If $H,K$ are subgroups of $G$ s.t. $o(H), o(K)$ are relativily prime $\implies H \cap K = \{ e \}$.

Question

If $H,K$ are subgroups of $G$ s.t. $o(H), o(K)$ are relativily prime $\implies H \cap K = \{ e \}$.

Here $o(H)$ means the order of $H$.

Below is my attempt but I am afraid I might be jumping some hoops here:

Suppose $a \in H \cap K$ is an arbitrary element. Then we know $o(a)$ must divide $o(H)$ and $o(K)$.

Then $\exists m,n \mathbb{N}$ s.t. $m \cdot o(a) = o(H)$ and $n \cdot o(a) = o(K)$.

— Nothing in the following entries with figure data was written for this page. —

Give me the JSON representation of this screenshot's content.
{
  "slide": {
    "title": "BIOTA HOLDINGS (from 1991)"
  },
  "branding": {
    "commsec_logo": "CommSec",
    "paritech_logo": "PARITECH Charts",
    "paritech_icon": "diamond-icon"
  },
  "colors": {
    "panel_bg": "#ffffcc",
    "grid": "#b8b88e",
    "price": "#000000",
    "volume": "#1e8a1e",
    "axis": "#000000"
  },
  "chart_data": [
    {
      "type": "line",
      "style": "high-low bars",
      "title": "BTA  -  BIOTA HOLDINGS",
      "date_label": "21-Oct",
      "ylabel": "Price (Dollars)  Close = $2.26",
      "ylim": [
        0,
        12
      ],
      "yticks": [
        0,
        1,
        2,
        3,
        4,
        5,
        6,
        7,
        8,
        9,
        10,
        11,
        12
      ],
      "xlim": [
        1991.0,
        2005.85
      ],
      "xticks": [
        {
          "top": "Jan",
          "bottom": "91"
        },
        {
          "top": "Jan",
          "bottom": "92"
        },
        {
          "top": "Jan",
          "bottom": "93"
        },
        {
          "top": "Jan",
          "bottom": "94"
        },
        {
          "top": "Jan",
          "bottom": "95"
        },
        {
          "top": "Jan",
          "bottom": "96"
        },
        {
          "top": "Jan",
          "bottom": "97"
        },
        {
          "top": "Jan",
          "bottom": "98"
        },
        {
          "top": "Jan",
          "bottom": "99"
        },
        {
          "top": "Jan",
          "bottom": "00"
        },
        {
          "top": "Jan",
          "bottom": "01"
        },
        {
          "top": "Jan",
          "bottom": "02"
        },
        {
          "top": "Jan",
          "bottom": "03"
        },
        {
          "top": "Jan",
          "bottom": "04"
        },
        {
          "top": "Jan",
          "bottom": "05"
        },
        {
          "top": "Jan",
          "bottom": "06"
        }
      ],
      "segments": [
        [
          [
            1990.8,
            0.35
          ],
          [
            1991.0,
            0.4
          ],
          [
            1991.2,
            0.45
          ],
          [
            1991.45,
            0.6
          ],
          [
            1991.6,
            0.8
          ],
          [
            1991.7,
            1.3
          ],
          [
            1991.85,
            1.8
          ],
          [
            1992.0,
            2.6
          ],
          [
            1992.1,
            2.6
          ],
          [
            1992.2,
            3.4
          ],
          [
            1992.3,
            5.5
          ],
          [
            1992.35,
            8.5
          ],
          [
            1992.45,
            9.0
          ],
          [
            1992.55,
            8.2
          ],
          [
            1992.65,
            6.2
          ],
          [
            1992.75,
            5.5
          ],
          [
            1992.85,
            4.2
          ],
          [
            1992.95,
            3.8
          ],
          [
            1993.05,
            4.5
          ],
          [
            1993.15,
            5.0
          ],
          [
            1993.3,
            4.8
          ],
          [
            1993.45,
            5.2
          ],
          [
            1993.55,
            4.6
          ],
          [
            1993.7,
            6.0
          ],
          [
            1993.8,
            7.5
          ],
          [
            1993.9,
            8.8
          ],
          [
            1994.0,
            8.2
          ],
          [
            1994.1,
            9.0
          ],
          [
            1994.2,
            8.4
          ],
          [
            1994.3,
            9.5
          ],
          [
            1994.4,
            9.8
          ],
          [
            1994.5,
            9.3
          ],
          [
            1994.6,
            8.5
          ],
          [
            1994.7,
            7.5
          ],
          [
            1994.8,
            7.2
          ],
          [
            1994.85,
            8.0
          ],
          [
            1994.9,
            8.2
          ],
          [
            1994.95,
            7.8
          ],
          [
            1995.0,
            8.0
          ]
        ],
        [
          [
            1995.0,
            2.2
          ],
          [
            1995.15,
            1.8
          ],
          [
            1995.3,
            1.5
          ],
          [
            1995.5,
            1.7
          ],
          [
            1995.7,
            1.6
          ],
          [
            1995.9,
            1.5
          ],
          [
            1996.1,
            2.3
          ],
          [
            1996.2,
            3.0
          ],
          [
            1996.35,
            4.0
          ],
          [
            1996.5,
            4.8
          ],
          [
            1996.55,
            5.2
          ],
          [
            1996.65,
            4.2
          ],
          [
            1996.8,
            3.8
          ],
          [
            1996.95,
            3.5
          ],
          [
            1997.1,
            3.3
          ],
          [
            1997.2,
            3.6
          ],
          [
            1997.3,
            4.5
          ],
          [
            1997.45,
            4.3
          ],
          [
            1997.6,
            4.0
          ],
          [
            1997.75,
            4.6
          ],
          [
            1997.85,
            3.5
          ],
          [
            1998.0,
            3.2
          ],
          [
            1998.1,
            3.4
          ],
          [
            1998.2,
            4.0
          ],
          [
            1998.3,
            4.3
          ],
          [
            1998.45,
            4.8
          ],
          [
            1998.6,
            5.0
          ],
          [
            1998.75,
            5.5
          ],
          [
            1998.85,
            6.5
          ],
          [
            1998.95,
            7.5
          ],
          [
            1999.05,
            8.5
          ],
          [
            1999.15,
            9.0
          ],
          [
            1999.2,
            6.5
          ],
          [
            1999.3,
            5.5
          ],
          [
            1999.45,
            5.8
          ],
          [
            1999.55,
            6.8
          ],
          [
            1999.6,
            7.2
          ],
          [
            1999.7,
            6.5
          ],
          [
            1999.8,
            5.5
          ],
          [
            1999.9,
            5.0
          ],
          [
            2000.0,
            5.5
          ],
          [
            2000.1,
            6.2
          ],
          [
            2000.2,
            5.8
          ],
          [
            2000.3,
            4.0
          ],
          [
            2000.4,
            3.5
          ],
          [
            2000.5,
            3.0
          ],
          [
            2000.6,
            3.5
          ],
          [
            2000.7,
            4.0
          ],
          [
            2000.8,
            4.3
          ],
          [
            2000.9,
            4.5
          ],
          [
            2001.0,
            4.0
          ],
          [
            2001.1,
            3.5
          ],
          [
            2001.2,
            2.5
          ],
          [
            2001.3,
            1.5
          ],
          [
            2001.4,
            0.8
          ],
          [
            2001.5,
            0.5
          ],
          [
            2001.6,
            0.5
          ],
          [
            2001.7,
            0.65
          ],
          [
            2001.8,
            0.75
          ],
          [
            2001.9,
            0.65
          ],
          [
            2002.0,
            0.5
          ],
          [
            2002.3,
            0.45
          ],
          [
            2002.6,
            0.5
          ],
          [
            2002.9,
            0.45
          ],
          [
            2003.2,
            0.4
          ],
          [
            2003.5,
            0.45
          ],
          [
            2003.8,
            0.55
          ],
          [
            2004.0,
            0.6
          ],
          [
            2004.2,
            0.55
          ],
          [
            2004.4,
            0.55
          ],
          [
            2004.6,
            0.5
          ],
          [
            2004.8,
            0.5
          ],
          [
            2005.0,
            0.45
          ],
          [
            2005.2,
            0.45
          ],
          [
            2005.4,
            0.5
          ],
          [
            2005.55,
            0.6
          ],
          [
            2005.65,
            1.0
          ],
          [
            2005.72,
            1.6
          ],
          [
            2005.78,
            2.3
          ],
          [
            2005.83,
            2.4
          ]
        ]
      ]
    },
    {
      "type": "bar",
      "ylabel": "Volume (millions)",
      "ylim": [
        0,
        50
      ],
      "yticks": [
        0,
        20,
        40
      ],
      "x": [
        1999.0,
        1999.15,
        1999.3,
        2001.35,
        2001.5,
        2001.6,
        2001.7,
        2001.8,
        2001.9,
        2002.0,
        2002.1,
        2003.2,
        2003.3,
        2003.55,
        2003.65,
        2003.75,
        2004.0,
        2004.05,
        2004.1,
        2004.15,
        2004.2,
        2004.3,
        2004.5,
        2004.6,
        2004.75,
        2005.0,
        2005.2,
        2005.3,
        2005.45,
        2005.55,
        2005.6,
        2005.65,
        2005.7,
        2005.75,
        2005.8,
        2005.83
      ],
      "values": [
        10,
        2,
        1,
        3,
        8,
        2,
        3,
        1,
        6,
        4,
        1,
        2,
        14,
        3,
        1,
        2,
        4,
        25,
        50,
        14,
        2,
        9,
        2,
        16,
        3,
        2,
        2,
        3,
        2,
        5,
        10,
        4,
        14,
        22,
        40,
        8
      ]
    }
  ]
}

But $o(H)$ and $o(K)$ are relatively prime, so for $m \cdot o(a)$ and $n \cdot o(a)$ to be reelatively prime, $o(a)$ must be equal to $1$ which means $a=e$ the identity element.

$\Box$

1. Am I on the right track?
2. Now my problem is with the last statement. How do I effectively argue the last statement?
3. Any alternative proof?

Answer 1

Note, $H\cap K$ is group and moreover subgroup(since, intersection of two subgroup of a same group is again a group ) of both $H, K$. So, $o(H\cap K)|o(H), o(H\cap K)|o(K)$, but since $o(K), o(H)$ are co-primes, so $1$ is the only common divisor to them.

Answer 2

By Lagrange's theorem, the order of $H \cap K$ must divide the orders of both $H$ and $K$. Since the orders of $H$ and $K$ are relatively prime, this means that $H \cap K$ must be trivial.